As well as threatening to fine anyone caught flouting the rules, Dick is also urging the government to provide “clarity” over the definition of local exercise in England. Her call comes as Boris Johnson faces scrutiny after being spotted on a bike ride on Sunday at London’s Olympic Park, seven miles from Downing Street.

Appearing on BBC Radio 4’s Today programme this morning, Dick said that “anything that brings greater clarity would be a good thing”. Ministers should consider writing a maximum distance for daily exercise into law to aid police enforcement, she added.

Dick spoke out come as government officials told Politico’s London Playbook that attention in No. 10 has momentarily shifted away from proposals to introduce new restrictions, with the focus instead on “driving compliance with the existing rules”.

“We are doing a lot of public messaging to push that. And those existing rules are the absolute limit of what people should be doing rather than something to try to flex,” a Department of Health official told the site, while another Whitehall insider described the coming days as “enforcement week”.

Local police chiefs are hammering home the compliance message across regional media today, after Policing Minister Kit Malthouse told Sky News this morning that “a small minority of people are flouting the rules”.

The rule breakers are “not taking it seriously, and they will cost people their lives”, he warned. “They have to realise their responsibility on this front.”

Referring to the debate last month over what constituted a “substantial meal” under then rules only allowing pubs to serve alcohol with food, Malthouse added: “I understand this is a sort of Scotch egg moment where people are searching for loopholes and problems in the rules.”

Perception battle

Ministers’ worries about public compliance appear out of step with apparent widespread support for implementing a third national lockdown. A YouGov poll of 4,340 people conducted a day after Johnson announced the rules at the start of last week found that the shutdown was supported by 85% of respondents, of whom 62% “strongly” supported the measures.

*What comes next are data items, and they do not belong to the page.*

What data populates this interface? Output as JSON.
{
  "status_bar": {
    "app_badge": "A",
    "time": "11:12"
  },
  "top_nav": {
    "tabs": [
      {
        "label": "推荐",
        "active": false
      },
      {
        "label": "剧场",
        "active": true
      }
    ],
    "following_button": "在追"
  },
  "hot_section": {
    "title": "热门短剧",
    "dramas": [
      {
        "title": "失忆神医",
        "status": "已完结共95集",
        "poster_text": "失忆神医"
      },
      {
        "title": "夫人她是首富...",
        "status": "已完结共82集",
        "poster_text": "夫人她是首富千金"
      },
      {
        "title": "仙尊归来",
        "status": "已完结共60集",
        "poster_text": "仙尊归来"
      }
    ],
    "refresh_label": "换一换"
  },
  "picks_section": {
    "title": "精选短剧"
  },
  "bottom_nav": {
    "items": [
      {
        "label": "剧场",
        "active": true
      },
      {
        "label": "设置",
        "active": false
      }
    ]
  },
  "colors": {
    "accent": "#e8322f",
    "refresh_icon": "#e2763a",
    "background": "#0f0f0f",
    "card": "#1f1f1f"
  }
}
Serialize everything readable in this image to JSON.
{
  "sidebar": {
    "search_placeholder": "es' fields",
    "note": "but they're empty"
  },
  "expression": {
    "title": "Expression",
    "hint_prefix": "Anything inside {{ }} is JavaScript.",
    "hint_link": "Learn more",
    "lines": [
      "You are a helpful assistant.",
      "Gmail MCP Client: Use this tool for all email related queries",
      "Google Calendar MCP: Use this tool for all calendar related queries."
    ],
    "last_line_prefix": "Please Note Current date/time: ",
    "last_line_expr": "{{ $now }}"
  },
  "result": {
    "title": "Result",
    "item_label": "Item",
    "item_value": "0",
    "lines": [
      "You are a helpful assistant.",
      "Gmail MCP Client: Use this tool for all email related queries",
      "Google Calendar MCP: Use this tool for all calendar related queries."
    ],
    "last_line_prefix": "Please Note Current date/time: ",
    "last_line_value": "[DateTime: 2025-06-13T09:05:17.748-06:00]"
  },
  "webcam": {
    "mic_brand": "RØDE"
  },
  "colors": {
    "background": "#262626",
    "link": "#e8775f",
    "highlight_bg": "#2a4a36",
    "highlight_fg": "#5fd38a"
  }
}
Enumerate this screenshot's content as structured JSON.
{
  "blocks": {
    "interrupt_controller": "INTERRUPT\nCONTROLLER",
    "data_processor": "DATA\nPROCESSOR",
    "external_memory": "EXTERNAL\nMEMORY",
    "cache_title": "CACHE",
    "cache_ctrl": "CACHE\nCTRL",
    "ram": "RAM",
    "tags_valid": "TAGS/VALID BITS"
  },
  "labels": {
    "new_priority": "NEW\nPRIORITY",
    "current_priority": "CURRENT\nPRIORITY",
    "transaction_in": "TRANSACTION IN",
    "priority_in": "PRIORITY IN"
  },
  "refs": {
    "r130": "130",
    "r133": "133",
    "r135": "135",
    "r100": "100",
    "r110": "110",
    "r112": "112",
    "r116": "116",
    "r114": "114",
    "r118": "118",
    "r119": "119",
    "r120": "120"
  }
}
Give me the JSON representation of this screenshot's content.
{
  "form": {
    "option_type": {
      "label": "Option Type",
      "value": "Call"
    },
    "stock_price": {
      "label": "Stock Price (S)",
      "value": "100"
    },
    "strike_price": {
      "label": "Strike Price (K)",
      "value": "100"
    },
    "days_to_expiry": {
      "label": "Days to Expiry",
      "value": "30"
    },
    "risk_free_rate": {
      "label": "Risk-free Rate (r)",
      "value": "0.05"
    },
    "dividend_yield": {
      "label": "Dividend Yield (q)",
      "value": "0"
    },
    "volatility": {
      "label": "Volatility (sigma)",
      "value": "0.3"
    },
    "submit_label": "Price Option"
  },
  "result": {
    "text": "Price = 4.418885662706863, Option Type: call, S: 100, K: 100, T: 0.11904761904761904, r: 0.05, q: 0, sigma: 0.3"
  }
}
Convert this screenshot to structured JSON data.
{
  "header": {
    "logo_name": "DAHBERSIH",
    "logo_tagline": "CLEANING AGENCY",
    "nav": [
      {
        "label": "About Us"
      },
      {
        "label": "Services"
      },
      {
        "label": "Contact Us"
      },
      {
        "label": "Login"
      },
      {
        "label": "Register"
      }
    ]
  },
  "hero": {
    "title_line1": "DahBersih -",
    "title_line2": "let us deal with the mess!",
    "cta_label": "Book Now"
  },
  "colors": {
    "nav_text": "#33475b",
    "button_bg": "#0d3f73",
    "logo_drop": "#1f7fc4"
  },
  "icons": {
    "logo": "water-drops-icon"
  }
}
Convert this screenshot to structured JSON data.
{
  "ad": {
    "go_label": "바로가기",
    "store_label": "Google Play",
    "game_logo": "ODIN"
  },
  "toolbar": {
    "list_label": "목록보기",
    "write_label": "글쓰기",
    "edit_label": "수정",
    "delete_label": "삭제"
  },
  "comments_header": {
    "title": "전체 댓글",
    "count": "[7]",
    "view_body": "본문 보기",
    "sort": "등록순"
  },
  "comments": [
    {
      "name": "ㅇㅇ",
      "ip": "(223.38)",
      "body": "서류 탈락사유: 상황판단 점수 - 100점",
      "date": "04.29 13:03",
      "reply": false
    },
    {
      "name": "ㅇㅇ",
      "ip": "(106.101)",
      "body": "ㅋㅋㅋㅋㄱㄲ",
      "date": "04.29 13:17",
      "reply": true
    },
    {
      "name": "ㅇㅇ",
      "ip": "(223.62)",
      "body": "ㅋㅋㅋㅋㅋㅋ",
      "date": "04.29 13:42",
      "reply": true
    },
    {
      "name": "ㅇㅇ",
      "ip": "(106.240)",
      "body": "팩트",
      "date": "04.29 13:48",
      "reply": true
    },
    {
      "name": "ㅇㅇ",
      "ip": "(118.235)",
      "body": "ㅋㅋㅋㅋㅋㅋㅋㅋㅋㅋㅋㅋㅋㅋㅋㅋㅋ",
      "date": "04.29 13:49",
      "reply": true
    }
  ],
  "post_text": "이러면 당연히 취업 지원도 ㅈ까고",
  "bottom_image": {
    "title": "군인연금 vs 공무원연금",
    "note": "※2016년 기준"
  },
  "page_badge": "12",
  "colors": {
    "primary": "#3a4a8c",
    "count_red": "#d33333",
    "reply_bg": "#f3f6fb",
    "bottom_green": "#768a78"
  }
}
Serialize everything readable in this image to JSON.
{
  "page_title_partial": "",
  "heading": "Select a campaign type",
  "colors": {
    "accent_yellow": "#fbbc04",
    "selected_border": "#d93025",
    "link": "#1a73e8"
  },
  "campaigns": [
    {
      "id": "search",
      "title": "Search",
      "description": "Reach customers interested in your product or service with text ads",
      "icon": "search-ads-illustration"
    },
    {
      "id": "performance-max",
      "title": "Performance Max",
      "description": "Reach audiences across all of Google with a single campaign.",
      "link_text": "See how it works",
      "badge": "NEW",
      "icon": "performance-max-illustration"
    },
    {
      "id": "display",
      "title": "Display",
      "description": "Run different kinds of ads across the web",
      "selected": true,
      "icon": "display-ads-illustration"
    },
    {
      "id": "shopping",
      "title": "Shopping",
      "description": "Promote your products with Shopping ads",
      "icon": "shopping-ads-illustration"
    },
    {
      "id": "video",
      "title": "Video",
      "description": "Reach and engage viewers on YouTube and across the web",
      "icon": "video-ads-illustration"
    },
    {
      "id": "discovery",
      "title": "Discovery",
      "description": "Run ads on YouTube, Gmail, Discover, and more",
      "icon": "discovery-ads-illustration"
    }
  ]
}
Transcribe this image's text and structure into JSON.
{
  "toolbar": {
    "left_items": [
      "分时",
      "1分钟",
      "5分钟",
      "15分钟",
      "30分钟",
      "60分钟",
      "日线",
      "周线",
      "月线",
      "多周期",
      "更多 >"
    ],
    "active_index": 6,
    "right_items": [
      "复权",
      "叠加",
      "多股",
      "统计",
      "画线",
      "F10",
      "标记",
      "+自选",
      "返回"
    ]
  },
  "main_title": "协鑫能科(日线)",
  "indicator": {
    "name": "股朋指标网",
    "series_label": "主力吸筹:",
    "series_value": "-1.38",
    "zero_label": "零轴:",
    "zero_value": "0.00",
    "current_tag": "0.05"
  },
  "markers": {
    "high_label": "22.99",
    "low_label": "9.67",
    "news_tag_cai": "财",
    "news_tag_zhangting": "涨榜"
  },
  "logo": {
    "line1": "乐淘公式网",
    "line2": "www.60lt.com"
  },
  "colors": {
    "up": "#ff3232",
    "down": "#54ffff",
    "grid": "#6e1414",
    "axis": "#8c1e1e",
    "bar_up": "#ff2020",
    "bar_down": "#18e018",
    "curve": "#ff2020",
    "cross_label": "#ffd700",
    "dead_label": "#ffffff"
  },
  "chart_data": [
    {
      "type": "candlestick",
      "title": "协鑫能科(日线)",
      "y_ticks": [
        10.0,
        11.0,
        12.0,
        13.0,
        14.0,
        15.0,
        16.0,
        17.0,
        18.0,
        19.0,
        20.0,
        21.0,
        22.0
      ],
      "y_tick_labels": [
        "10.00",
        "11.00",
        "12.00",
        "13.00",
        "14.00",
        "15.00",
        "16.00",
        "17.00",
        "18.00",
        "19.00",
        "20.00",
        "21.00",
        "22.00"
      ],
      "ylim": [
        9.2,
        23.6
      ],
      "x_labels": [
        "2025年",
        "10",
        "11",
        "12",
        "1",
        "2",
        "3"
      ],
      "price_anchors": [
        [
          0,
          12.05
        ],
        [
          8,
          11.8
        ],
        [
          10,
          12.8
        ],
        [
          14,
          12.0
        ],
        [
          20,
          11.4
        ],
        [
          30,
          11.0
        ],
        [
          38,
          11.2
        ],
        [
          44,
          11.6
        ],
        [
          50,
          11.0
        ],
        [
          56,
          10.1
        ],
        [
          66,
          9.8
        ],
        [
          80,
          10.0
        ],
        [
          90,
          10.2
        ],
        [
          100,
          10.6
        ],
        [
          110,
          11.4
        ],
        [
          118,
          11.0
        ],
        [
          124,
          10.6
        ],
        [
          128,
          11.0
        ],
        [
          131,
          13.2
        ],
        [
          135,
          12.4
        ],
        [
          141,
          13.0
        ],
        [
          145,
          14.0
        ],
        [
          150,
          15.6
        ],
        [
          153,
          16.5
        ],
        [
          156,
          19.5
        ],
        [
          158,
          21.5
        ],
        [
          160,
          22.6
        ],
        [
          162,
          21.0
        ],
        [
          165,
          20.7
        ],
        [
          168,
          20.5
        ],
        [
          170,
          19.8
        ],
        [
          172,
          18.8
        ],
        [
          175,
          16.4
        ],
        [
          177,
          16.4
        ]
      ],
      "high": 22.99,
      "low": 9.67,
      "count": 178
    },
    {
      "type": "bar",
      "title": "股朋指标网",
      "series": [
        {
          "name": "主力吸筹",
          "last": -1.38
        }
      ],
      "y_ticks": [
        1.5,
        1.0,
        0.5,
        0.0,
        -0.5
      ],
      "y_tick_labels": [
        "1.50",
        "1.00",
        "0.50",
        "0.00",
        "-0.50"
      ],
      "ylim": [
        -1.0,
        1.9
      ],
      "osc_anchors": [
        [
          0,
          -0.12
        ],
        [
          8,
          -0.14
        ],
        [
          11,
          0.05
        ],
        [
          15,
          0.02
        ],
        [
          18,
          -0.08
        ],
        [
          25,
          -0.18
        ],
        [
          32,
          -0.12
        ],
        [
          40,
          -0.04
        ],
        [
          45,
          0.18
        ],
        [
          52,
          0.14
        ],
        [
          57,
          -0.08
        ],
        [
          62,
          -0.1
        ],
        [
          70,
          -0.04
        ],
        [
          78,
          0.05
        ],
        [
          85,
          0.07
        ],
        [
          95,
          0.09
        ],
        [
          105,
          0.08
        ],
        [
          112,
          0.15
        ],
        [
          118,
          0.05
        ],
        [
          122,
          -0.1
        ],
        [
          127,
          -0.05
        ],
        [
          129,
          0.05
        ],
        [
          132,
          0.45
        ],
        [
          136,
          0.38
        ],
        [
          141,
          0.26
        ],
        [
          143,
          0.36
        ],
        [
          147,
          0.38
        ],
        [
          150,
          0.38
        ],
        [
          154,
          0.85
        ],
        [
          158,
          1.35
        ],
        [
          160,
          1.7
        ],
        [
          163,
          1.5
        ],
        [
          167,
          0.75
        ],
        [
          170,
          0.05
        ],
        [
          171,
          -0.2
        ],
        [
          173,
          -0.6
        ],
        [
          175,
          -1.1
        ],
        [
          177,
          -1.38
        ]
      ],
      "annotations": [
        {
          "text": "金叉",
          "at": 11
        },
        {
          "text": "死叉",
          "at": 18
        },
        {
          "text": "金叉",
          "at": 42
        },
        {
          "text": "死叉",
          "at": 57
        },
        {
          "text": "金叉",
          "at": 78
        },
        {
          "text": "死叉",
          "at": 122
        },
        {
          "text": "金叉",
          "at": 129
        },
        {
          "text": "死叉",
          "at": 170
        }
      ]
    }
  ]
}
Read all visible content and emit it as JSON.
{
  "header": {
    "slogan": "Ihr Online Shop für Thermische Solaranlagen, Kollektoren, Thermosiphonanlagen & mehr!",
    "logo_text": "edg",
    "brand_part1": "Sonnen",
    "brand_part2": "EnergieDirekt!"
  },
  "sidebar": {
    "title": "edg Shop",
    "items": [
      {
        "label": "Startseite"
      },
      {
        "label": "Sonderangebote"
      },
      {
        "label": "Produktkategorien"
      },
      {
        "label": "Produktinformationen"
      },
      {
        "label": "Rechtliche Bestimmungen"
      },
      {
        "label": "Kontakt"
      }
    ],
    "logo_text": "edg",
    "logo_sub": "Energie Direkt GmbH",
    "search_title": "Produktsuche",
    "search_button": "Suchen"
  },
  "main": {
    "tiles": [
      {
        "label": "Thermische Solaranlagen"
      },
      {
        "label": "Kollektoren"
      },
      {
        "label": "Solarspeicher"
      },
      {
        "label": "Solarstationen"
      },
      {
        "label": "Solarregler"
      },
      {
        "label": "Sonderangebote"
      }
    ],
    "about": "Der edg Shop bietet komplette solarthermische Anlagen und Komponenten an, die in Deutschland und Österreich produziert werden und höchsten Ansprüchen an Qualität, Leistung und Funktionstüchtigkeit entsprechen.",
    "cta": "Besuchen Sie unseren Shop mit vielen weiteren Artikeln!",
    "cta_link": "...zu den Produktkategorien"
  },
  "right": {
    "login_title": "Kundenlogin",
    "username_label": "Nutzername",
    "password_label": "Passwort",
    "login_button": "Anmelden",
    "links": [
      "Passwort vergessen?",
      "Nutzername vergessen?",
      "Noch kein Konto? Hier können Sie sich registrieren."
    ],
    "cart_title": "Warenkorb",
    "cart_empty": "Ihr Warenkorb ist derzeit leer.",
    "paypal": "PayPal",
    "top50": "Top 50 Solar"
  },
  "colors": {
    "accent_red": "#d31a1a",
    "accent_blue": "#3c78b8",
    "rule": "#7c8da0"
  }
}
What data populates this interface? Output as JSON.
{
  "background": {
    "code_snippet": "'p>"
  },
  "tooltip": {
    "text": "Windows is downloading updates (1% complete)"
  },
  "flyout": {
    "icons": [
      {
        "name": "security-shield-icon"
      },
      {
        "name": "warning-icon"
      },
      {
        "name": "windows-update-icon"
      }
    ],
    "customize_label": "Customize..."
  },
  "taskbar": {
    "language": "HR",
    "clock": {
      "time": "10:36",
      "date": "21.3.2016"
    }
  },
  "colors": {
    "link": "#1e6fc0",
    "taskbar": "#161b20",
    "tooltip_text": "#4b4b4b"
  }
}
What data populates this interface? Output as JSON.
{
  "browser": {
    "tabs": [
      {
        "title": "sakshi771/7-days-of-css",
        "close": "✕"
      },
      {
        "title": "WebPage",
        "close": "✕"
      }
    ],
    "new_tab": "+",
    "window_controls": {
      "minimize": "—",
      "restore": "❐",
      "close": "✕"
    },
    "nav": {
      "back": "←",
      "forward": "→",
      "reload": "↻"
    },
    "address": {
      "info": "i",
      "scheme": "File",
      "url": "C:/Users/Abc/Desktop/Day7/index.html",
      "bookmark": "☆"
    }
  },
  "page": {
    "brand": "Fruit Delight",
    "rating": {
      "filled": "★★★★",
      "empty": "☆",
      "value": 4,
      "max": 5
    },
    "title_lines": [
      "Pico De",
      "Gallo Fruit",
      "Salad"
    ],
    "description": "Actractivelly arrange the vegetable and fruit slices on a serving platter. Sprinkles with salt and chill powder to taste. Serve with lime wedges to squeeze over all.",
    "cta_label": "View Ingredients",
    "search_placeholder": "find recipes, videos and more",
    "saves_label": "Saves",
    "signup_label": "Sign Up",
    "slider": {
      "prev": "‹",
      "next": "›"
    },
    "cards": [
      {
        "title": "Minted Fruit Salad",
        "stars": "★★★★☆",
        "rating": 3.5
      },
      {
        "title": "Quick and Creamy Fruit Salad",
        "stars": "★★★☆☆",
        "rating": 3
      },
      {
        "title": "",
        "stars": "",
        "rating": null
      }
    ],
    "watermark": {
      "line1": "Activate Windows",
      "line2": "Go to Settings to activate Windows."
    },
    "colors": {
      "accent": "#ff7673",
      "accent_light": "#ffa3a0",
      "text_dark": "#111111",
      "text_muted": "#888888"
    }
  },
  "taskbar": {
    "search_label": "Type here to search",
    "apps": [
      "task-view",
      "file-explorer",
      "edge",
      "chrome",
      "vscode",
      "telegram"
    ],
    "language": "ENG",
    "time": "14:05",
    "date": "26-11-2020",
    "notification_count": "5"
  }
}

Although this level of backing was slightly lower than the 93% who supported the first national lockdown back in March, just 11% of Britons said they were opposed to the current measures.

Meanwhile, more than half of Britons (53%) quizzed by the polling company a week ago said that they are “very” or “somewhat” scared of contracting Covid-19 – placing the UK second behind Italy as the most concerned countries in Europe. 

And recent YouGov polling also found that a majority of the public (63%) thought it was very or fairly likely that NHS hospitals will be overwhelmed in the coming weeks as infection rates continue to climb.

However, an analysis by Sky News of data from transport app Citymapper tells a different story than that suggested by the YouGov surveys.

While “movement has fallen” since the latest lockdown was announced, “it isn’t down to the levels of March and April”, writes the broadcaster’s technology correspondent Rowland Manthorpe. “Journeys during the first lockdown fell to less than 10% of pre-pandemic levels, and stayed that way for days.” 

But this time around, mobility has fallen to “a little under 20% of pre-pandemic levels”, he continues. 

Data like this is driving the concern in Downing Street about observance of the new rules and is likely to result in further calls for the public to “stay at home” – or face the toughest restrictions yet.